← Back to the Feed 7 slides May 7, 2026 · 9:25 pm ET Source: Axios Politics
Trump declared hostilities over. Congress lost its opening.
House Democrats had a war powers offensive locked and loaded. Then Trump pulled the rug — and now they're scrambling to figure out if they still have a move.
After U.S. airstrikes on Iran's Qeshm, the Congressional Progressive Caucus was planning to force a war powers vote every single day Congress was in session. Then Trump declared hostilities 'terminated.' Per Axios, lawmakers and aides were quietly reassessing before Congress returns next week. One senior House progressive said it plainly: 'Who knows how many times Trump could change his position between now and then.'
This is the executive branch's oldest procedural escape hatch against the War Powers Resolution of 1973: act fast, declare it over, and dare Congress to vote on a conflict that's technically paused. Nixon vetoed the Resolution. Every president since has treated it as advisory at best. The lesson from Lebanon (1983) and Libya (2011) is the same: by the time Congress assembles a majority, the president has changed the facts on the ground.
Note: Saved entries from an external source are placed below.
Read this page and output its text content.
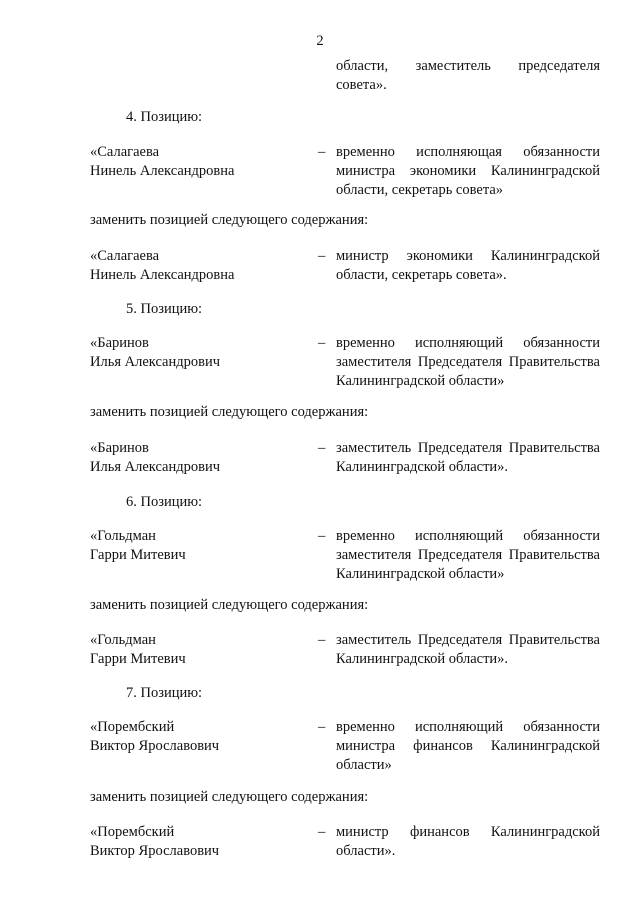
2
области, заместитель председателя
совета».
4. Позицию:
«Салагаева
Нинель Александровна
– временно исполняющая обязанности
министра экономики Калининградской
области, секретарь совета»
заменить позицией следующего содержания:
«Салагаева
Нинель Александровна
– министр экономики Калининградской
области, секретарь совета».
5. Позицию:
«Баринов
Илья Александрович
– временно исполняющий обязанности
заместителя Председателя Правительства
Калининградской области»
заменить позицией следующего содержания:
«Баринов
Илья Александрович
– заместитель Председателя Правительства
Калининградской области».
6. Позицию:
«Гольдман
Гарри Митевич
– временно исполняющий обязанности
заместителя Председателя Правительства
Калининградской области»
заменить позицией следующего содержания:
«Гольдман
Гарри Митевич
– заместитель Председателя Правительства
Калининградской области».
7. Позицию:
«Порембский
Виктор Ярославович
– временно исполняющий обязанности
министра финансов Калининградской
области»
заменить позицией следующего содержания:
«Порембский
Виктор Ярославович
– министр финансов Калининградской
области».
If a presidential declaration of 'terminated hostilities' is enough to moot a war powers challenge, Congress loses its last practical leverage over offensive military action. That's not a policy disagreement — that's Article I authority over war being ceded by default, not debate.
Watch what the CPC actually files — or doesn't file — when Congress returns next week. A forced war powers vote, even one that fails, builds a record and a constitutional argument. Silence is a concession. The specific test: does any Democrat introduce a formal resolution under 50 U.S.C. § 1544(c)? That's the tripwire.